The speaker of Parliament, Nabih Berri, who succeeded Musa al-Sadr at the helm of the Amal movement, was quick to laud the united stance of the government. “This stance, which comes decades late, puts Lebanon on the unity road,” he declared last Thursday.

But is Berri, or for that matter any of the other top Lebanese leaders, willing to show unity and commit to concrete actions for Lebanon’s other disappeared – the 17,000 estimated to have disappeared during the years of the Lebanese Civil War and the hundreds of others who went missing in Syrian jails?

The short answer is no, and as long as that is the case, actions like last week’s decision to give the Libya summit a pass will be interpreted through a narrow sectarian and political lens, not as a unifying national act. A taxi driver – always a good weather vane of public sentiment – put it bluntly last week when I asked him about his thoughts on the decision: “[T]he Shiites succeeded in convincing the government because they have the power these days.”

Wadad Halawani, the head of the Committee of the Kidnapped and Missing in Lebanon, expressed her doubts about the decision when she spoke on March 21 at a gathering of the families of the disappeared: “Isn’t it strange that Lebanon boycotts the planned Arab League Summit in Libya because of [Libya’s] responsibility in the disappearance of Musa al-Sadr, but Lebanon does not bother to shed light on those who disappeared in Lebanon? Is it possible to differentiate between one disappeared and another because of their position, affiliation or gender?”

The sad truth is that in Lebanon not all the disappeared are equal. During the 1990s, it was popular for government officials to complain about the disappeared in Israel, while harassing those who spoke about the disappeared in Syria. After the Syrian Army withdrew from Lebanon in 2005, Lebanon’s new ruling coalition embraced the cause of the disappeared in Syria, but refused to tackle the disappeared found in Lebanon’s mass graves.

Under the current national-unity government, things look better on paper but not in practice. In its policy statement, the government pledged to follow up on all of the disappeared, but still discriminates in its actions.

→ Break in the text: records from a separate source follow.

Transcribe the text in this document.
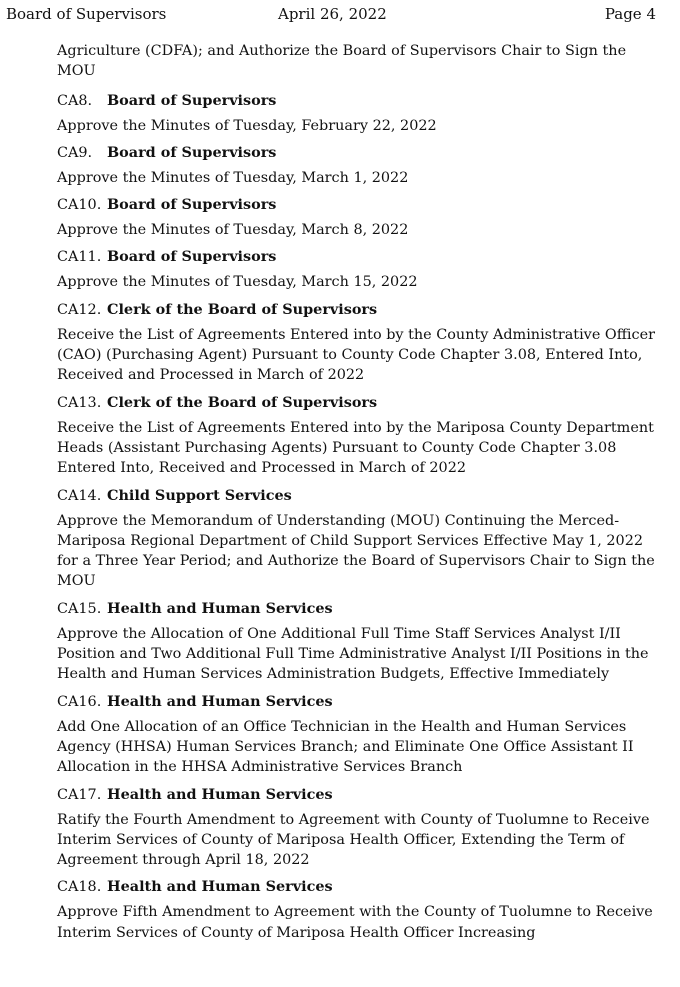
Board of Supervisors	April 26, 2022	Page 4

Agriculture (CDFA); and Authorize the Board of Supervisors Chair to Sign the MOU

CA8. Board of Supervisors

Approve the Minutes of Tuesday, February 22, 2022

CA9. Board of Supervisors

Approve the Minutes of Tuesday, March 1, 2022

CA10. Board of Supervisors

Approve the Minutes of Tuesday, March 8, 2022

CA11. Board of Supervisors

Approve the Minutes of Tuesday, March 15, 2022

CA12. Clerk of the Board of Supervisors

Receive the List of Agreements Entered into by the County Administrative Officer (CAO) (Purchasing Agent) Pursuant to County Code Chapter 3.08, Entered Into, Received and Processed in March of 2022

CA13. Clerk of the Board of Supervisors

Receive the List of Agreements Entered into by the Mariposa County Department Heads (Assistant Purchasing Agents) Pursuant to County Code Chapter 3.08 Entered Into, Received and Processed in March of 2022

CA14. Child Support Services

Approve the Memorandum of Understanding (MOU) Continuing the Merced-Mariposa Regional Department of Child Support Services Effective May 1, 2022 for a Three Year Period; and Authorize the Board of Supervisors Chair to Sign the MOU

CA15. Health and Human Services

Approve the Allocation of One Additional Full Time Staff Services Analyst I/II Position and Two Additional Full Time Administrative Analyst I/II Positions in the Health and Human Services Administration Budgets, Effective Immediately

CA16. Health and Human Services

Add One Allocation of an Office Technician in the Health and Human Services Agency (HHSA) Human Services Branch; and Eliminate One Office Assistant II Allocation in the HHSA Administrative Services Branch

CA17. Health and Human Services

Ratify the Fourth Amendment to Agreement with County of Tuolumne to Receive Interim Services of County of Mariposa Health Officer, Extending the Term of Agreement through April 18, 2022

CA18. Health and Human Services

Approve Fifth Amendment to Agreement with the County of Tuolumne to Receive Interim Services of County of Mariposa Health Officer Increasing
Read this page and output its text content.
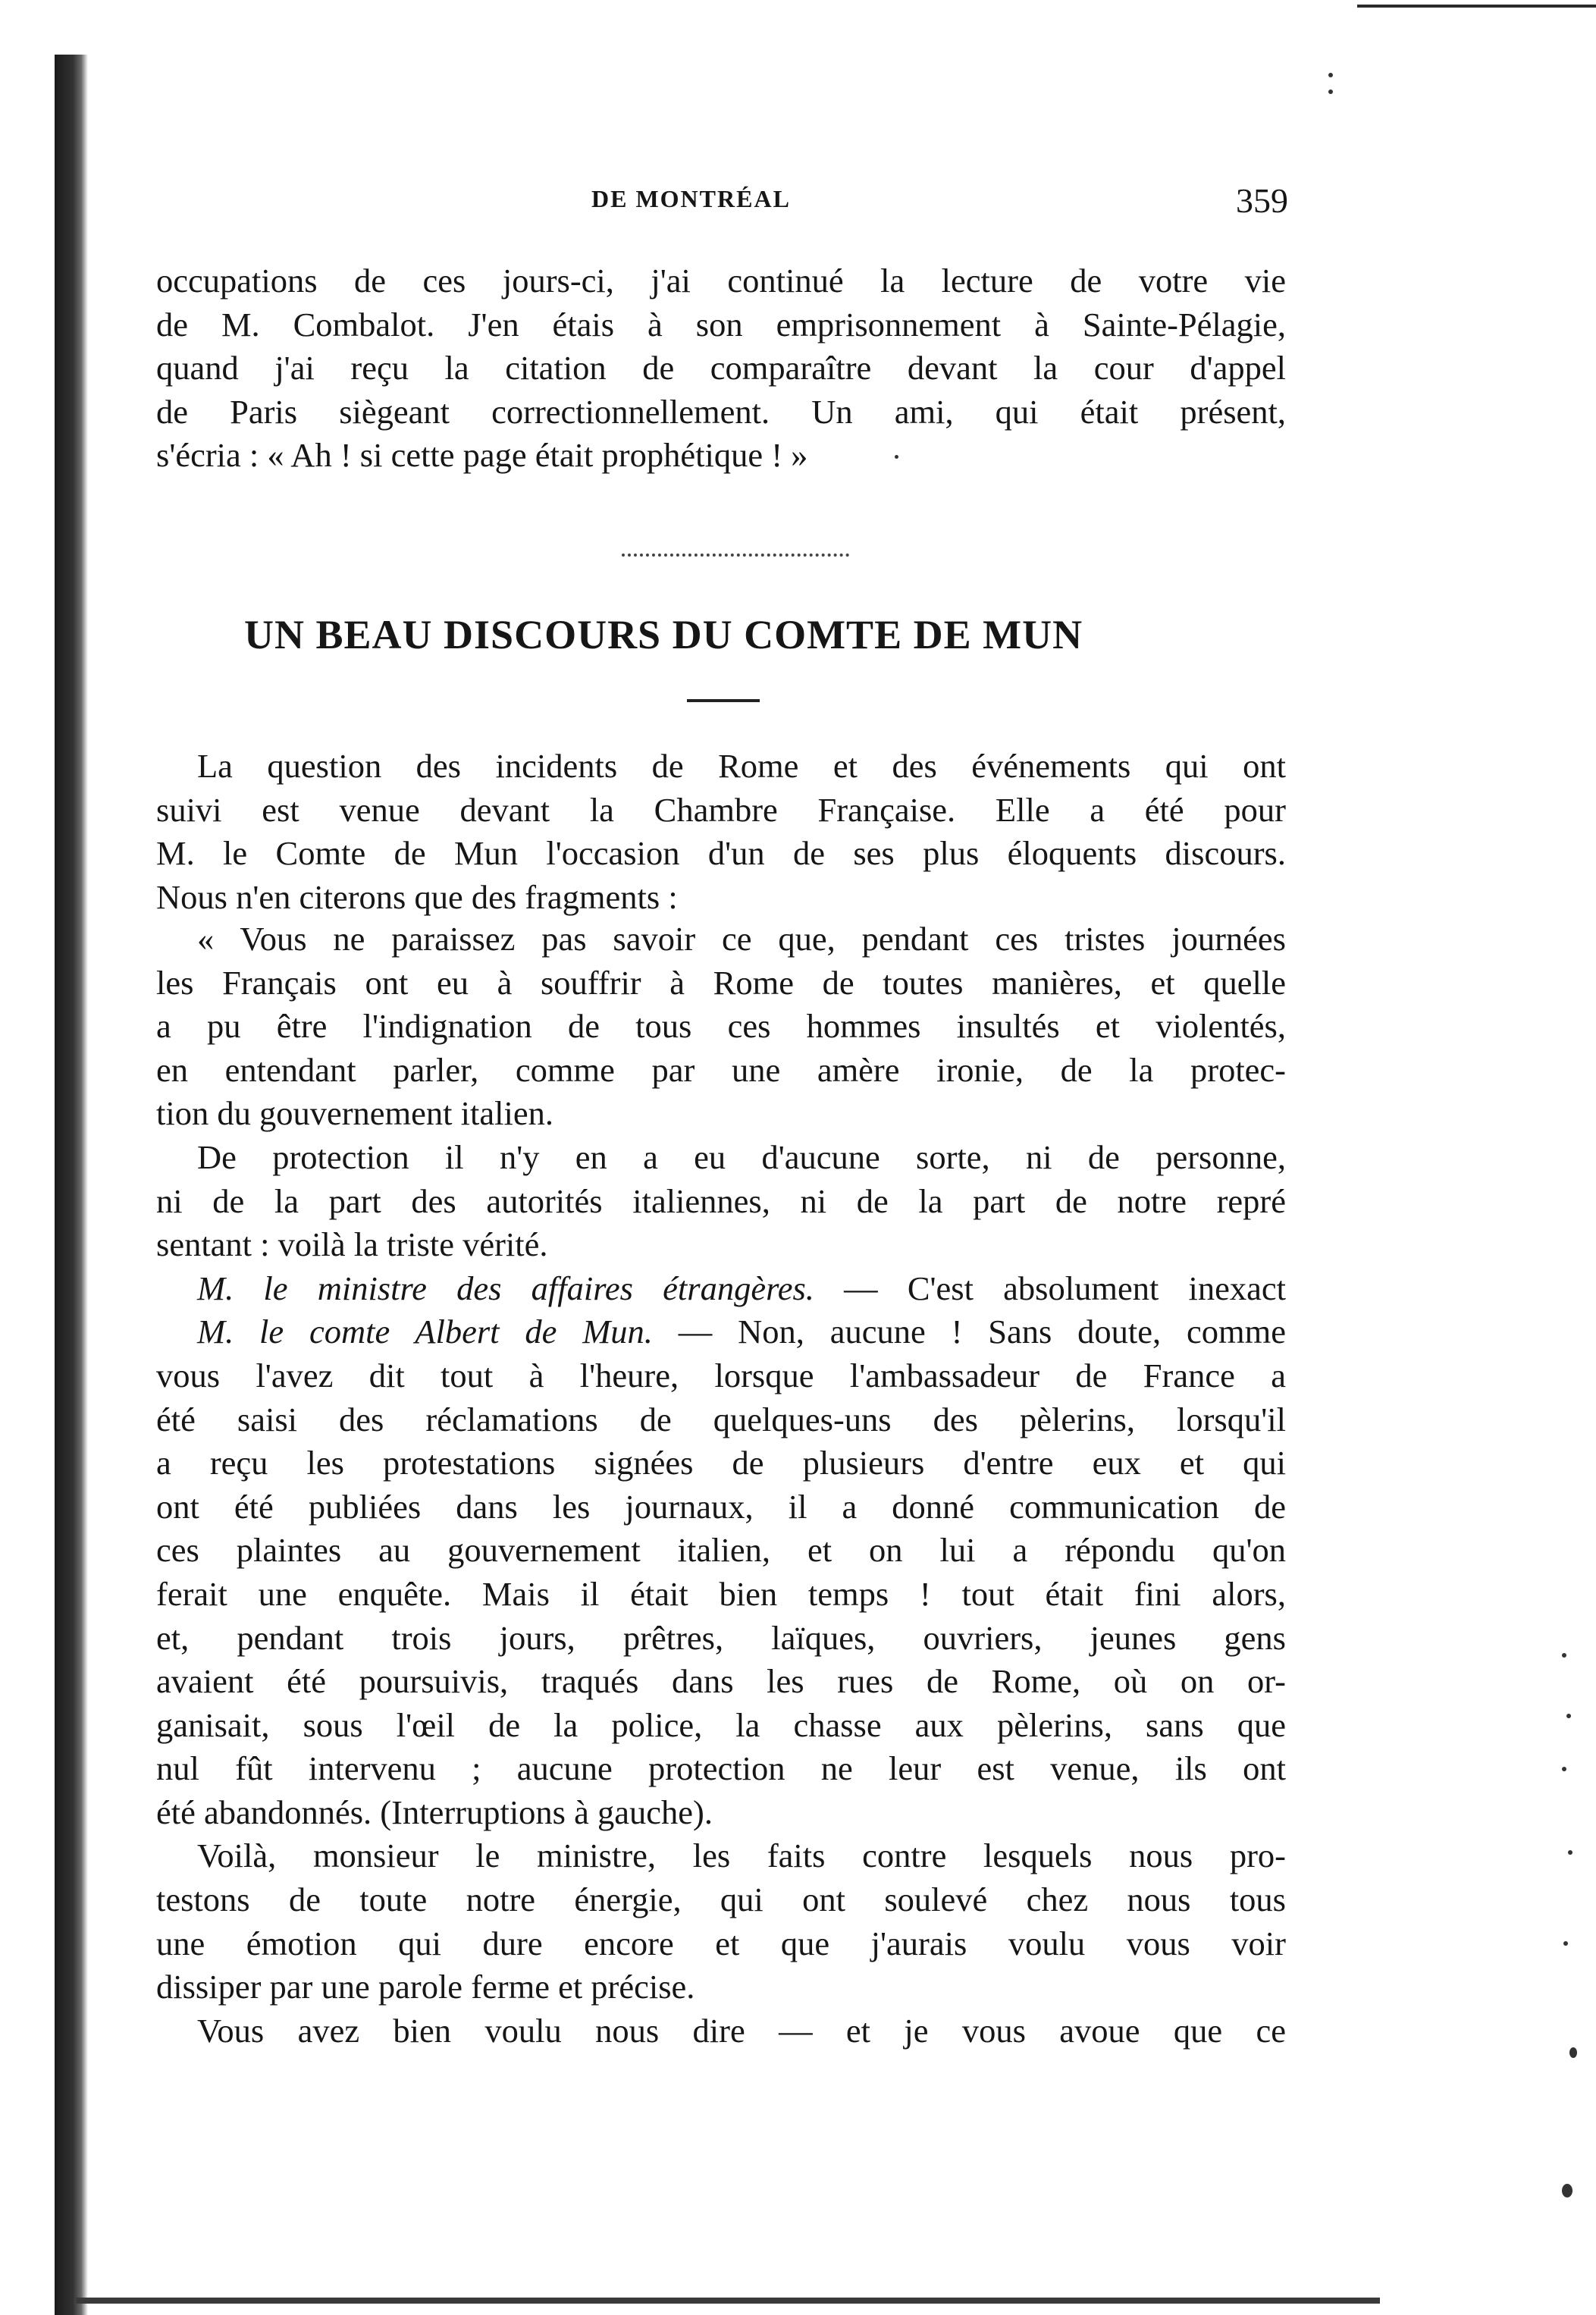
DE MONTRÉAL	359

occupations de ces jours-ci, j'ai continué la lecture de votre vie

de M. Combalot. J'en étais à son emprisonnement à Sainte-Pélagie,

quand j'ai reçu la citation de comparaître devant la cour d'appel

de Paris siègeant correctionnellement. Un ami, qui était présent,

s'écria : « Ah ! si cette page était prophétique ! »

UN BEAU DISCOURS DU COMTE DE MUN

La question des incidents de Rome et des événements qui ont

suivi est venue devant la Chambre Française. Elle a été pour

M. le Comte de Mun l'occasion d'un de ses plus éloquents discours.

Nous n'en citerons que des fragments :

« Vous ne paraissez pas savoir ce que, pendant ces tristes journées

les Français ont eu à souffrir à Rome de toutes manières, et quelle

a pu être l'indignation de tous ces hommes insultés et violentés,

en entendant parler, comme par une amère ironie, de la protec-

tion du gouvernement italien.

De protection il n'y en a eu d'aucune sorte, ni de personne,

ni de la part des autorités italiennes, ni de la part de notre repré

sentant : voilà la triste vérité.

M. le ministre des affaires étrangères. — C'est absolument inexact

M. le comte Albert de Mun. — Non, aucune ! Sans doute, comme

vous l'avez dit tout à l'heure, lorsque l'ambassadeur de France a

été saisi des réclamations de quelques-uns des pèlerins, lorsqu'il

a reçu les protestations signées de plusieurs d'entre eux et qui

ont été publiées dans les journaux, il a donné communication de

ces plaintes au gouvernement italien, et on lui a répondu qu'on

ferait une enquête. Mais il était bien temps ! tout était fini alors,

et, pendant trois jours, prêtres, laïques, ouvriers, jeunes gens

avaient été poursuivis, traqués dans les rues de Rome, où on or-

ganisait, sous l'œil de la police, la chasse aux pèlerins, sans que

nul fût intervenu ; aucune protection ne leur est venue, ils ont

été abandonnés. (Interruptions à gauche).

Voilà, monsieur le ministre, les faits contre lesquels nous pro-

testons de toute notre énergie, qui ont soulevé chez nous tous

une émotion qui dure encore et que j'aurais voulu vous voir

dissiper par une parole ferme et précise.

Vous avez bien voulu nous dire — et je vous avoue que ce
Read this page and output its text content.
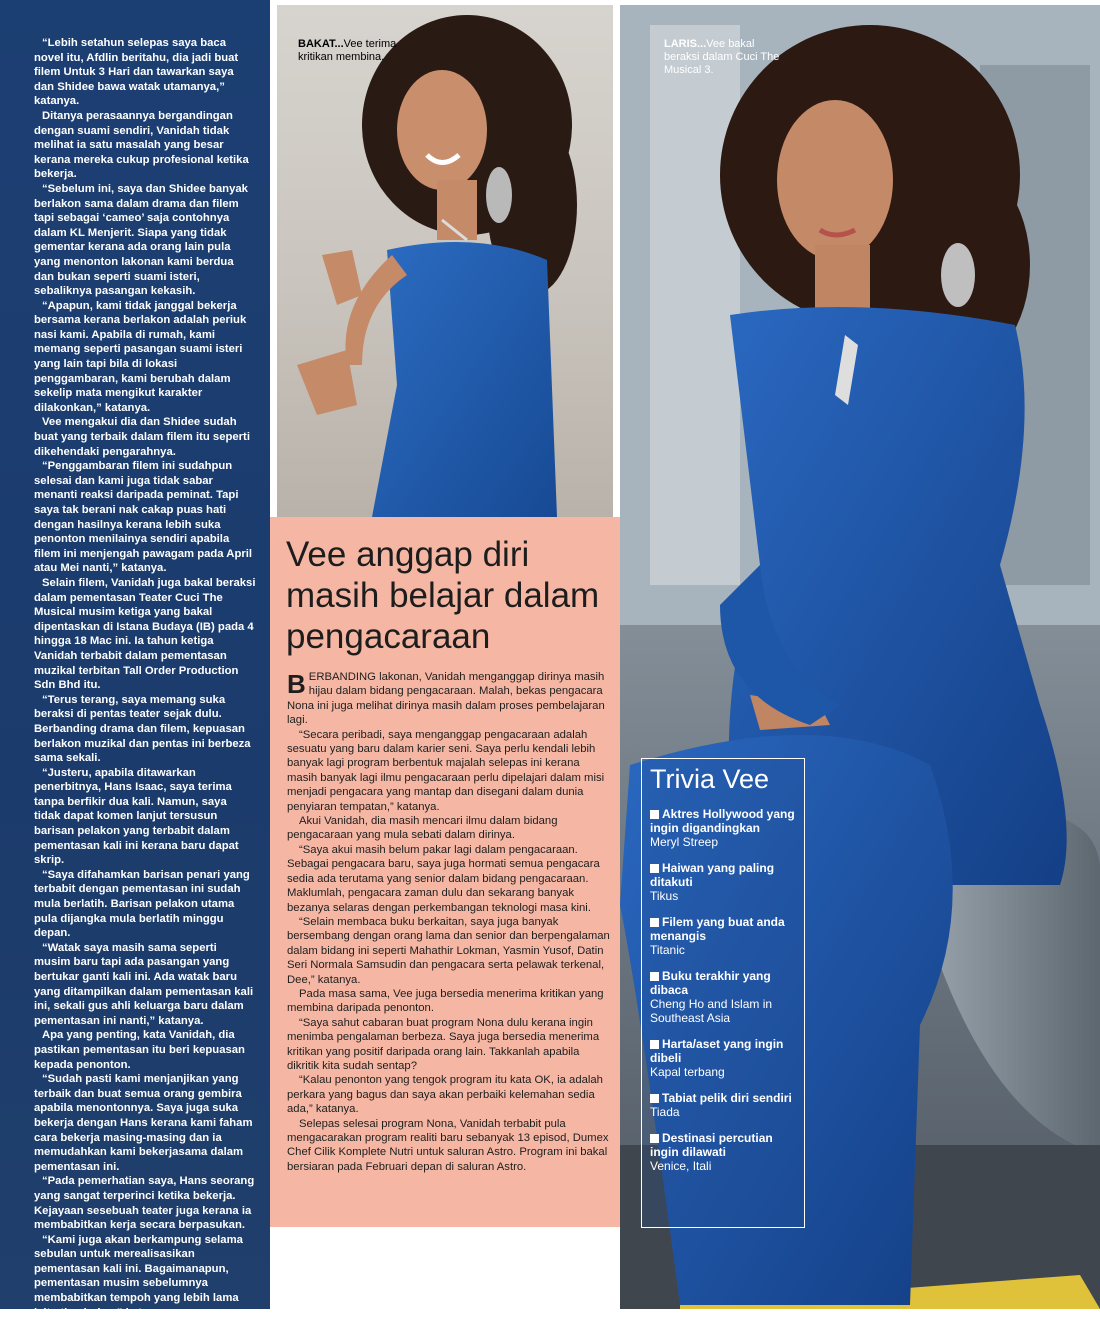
“Lebih setahun selepas saya baca novel itu, Afdlin beritahu, dia jadi buat filem Untuk 3 Hari dan tawarkan saya dan Shidee bawa watak utamanya,” katanya.

Ditanya perasaannya bergandingan dengan suami sendiri, Vanidah tidak melihat ia satu masalah yang besar kerana mereka cukup profesional ketika bekerja.

“Sebelum ini, saya dan Shidee banyak berlakon sama dalam drama dan filem tapi sebagai ‘cameo’ saja contohnya dalam KL Menjerit. Siapa yang tidak gementar kerana ada orang lain pula yang menonton lakonan kami berdua dan bukan seperti suami isteri, sebaliknya pasangan kekasih.

“Apapun, kami tidak janggal bekerja bersama kerana berlakon adalah periuk nasi kami. Apabila di rumah, kami memang seperti pasangan suami isteri yang lain tapi bila di lokasi penggambaran, kami berubah dalam sekelip mata mengikut karakter dilakonkan,” katanya.

Vee mengakui dia dan Shidee sudah buat yang terbaik dalam filem itu seperti dikehendaki pengarahnya.

“Penggambaran filem ini sudahpun selesai dan kami juga tidak sabar menanti reaksi daripada peminat. Tapi saya tak berani nak cakap puas hati dengan hasilnya kerana lebih suka penonton menilainya sendiri apabila filem ini menjengah pawagam pada April atau Mei nanti,” katanya.

Selain filem, Vanidah juga bakal beraksi dalam pementasan Teater Cuci The Musical musim ketiga yang bakal dipentaskan di Istana Budaya (IB) pada 4 hingga 18 Mac ini. Ia tahun ketiga Vanidah terbabit dalam pementasan muzikal terbitan Tall Order Production Sdn Bhd itu.

“Terus terang, saya memang suka beraksi di pentas teater sejak dulu. Berbanding drama dan filem, kepuasan berlakon muzikal dan pentas ini berbeza sama sekali.

“Justeru, apabila ditawarkan penerbitnya, Hans Isaac, saya terima tanpa berfikir dua kali. Namun, saya tidak dapat komen lanjut tersusun barisan pelakon yang terbabit dalam pementasan kali ini kerana baru dapat skrip.

“Saya difahamkan barisan penari yang terbabit dengan pementasan ini sudah mula berlatih. Barisan pelakon utama pula dijangka mula berlatih minggu depan.

“Watak saya masih sama seperti musim baru tapi ada pasangan yang bertukar ganti kali ini. Ada watak baru yang ditampilkan dalam pementasan kali ini, sekali gus ahli keluarga baru dalam pementasan ini nanti,” katanya.

Apa yang penting, kata Vanidah, dia pastikan pementasan itu beri kepuasan kepada penonton.

“Sudah pasti kami menjanjikan yang terbaik dan buat semua orang gembira apabila menontonnya. Saya juga suka bekerja dengan Hans kerana kami faham cara bekerja masing-masing dan ia memudahkan kami bekerjasama dalam pementasan ini.

“Pada pemerhatian saya, Hans seorang yang sangat terperinci ketika bekerja. Kejayaan sesebuah teater juga kerana ia membabitkan kerja secara berpasukan.

“Kami juga akan berkampung selama sebulan untuk merealisasikan pementasan kali ini. Bagaimanapun, pementasan musim sebelumnya membabitkan tempoh yang lebih lama iaitu tiga bulan,” katanya.

BAKAT...Vee terima kritikan membina.
LARIS...Vee bakal beraksi dalam Cuci The Musical 3.
Vee anggap diri masih belajar dalam pengacaraan

BERBANDING lakonan, Vanidah menganggap dirinya masih hijau dalam bidang pengacaraan. Malah, bekas pengacara Nona ini juga melihat dirinya masih dalam proses pembelajaran lagi.

“Secara peribadi, saya menganggap pengacaraan adalah sesuatu yang baru dalam karier seni. Saya perlu kendali lebih banyak lagi program berbentuk majalah selepas ini kerana masih banyak lagi ilmu pengacaraan perlu dipelajari dalam misi menjadi pengacara yang mantap dan disegani dalam dunia penyiaran tempatan,” katanya.

Akui Vanidah, dia masih mencari ilmu dalam bidang pengacaraan yang mula sebati dalam dirinya.

“Saya akui masih belum pakar lagi dalam pengacaraan. Sebagai pengacara baru, saya juga hormati semua pengacara sedia ada terutama yang senior dalam bidang pengacaraan. Maklumlah, pengacara zaman dulu dan sekarang banyak bezanya selaras dengan perkembangan teknologi masa kini.

“Selain membaca buku berkaitan, saya juga banyak bersembang dengan orang lama dan senior dan berpengalaman dalam bidang ini seperti Mahathir Lokman, Yasmin Yusof, Datin Seri Normala Samsudin dan pengacara serta pelawak terkenal, Dee,” katanya.

Pada masa sama, Vee juga bersedia menerima kritikan yang membina daripada penonton.

“Saya sahut cabaran buat program Nona dulu kerana ingin menimba pengalaman berbeza. Saya juga bersedia menerima kritikan yang positif daripada orang lain. Takkanlah apabila dikritik kita sudah sentap?

“Kalau penonton yang tengok program itu kata OK, ia adalah perkara yang bagus dan saya akan perbaiki kelemahan sedia ada,” katanya.

Selepas selesai program Nona, Vanidah terbabit pula mengacarakan program realiti baru sebanyak 13 episod, Dumex Chef Cilik Komplete Nutri untuk saluran Astro. Program ini bakal bersiaran pada Februari depan di saluran Astro.

Trivia Vee
Aktres Hollywood yang ingin digandingkan
Meryl Streep
Haiwan yang paling ditakuti
Tikus
Filem yang buat anda menangis
Titanic
Buku terakhir yang dibaca
Cheng Ho and Islam in Southeast Asia
Harta/aset yang ingin dibeli
Kapal terbang
Tabiat pelik diri sendiri
Tiada
Destinasi percutian ingin dilawati
Venice, Itali
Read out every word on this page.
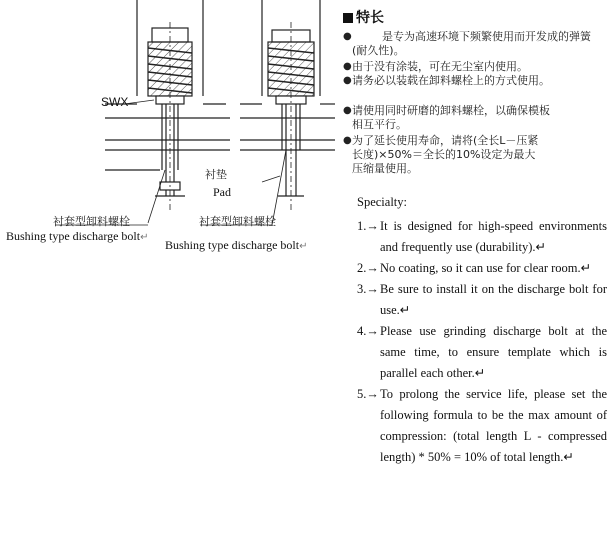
SWX
衬垫
Pad
衬套型卸料螺栓
Bushing type discharge bolt↵
衬套型卸料螺栓
Bushing type discharge bolt↵
特长
●	是专为高速环境下频繁使用而开发成的弹簧(耐久性)。
● 由于没有涂装，可在无尘室内使用。
● 请务必以装载在卸料螺栓上的方式使用。
● 请使用同时研磨的卸料螺栓，以确保模板相互平行。
● 为了延长使用寿命，请将(全长L－压紧长度)×50%＝全长的10%设定为最大压缩量使用。
Specialty:
1.→ It is designed for high-speed environments and frequently use (durability).↵
2.→ No coating, so it can use for clear room.↵
3.→ Be sure to install it on the discharge bolt for use.↵
4.→ Please use grinding discharge bolt at the same time, to ensure template which is parallel each other.↵
5.→ To prolong the service life, please set the following formula to be the max amount of compression: (total length L - compressed length) * 50% = 10% of total length.↵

So while Lebanon mustered the courage to stand-up to Libya symbolically over Sadr, it is forging ahead in building better relations with Syria without conditioning this new rapprochement on reliable information about the hundreds who disappeared in Syrian prisons. One need not look further than the official apathy surrounding the joint Syrian-Lebanese committee established to address the matter – which has not produced any specific result in almost five years of work – to see that Lebanon’s leaders are not willing to stand up to Syria on the disappeared.

As long as Lebanon continues to play favorites with those missing, the question of the disappeared will always be prone to politicization. The only way to build “unity” around this issue – to use Berri’s term – is for the government to form an independent national commission with the authority to require all official sources, including intelligence and security agencies, to provide information about missing individuals. The commission must also be granted the responsibility to outline elements of a cohesive and principled foreign policy to shed light on those who disappeared beyond Lebanon’s borders. Only then will we know if Lebanon’s absence in Libya was a one-off decision or the harbinger of a more principled approach.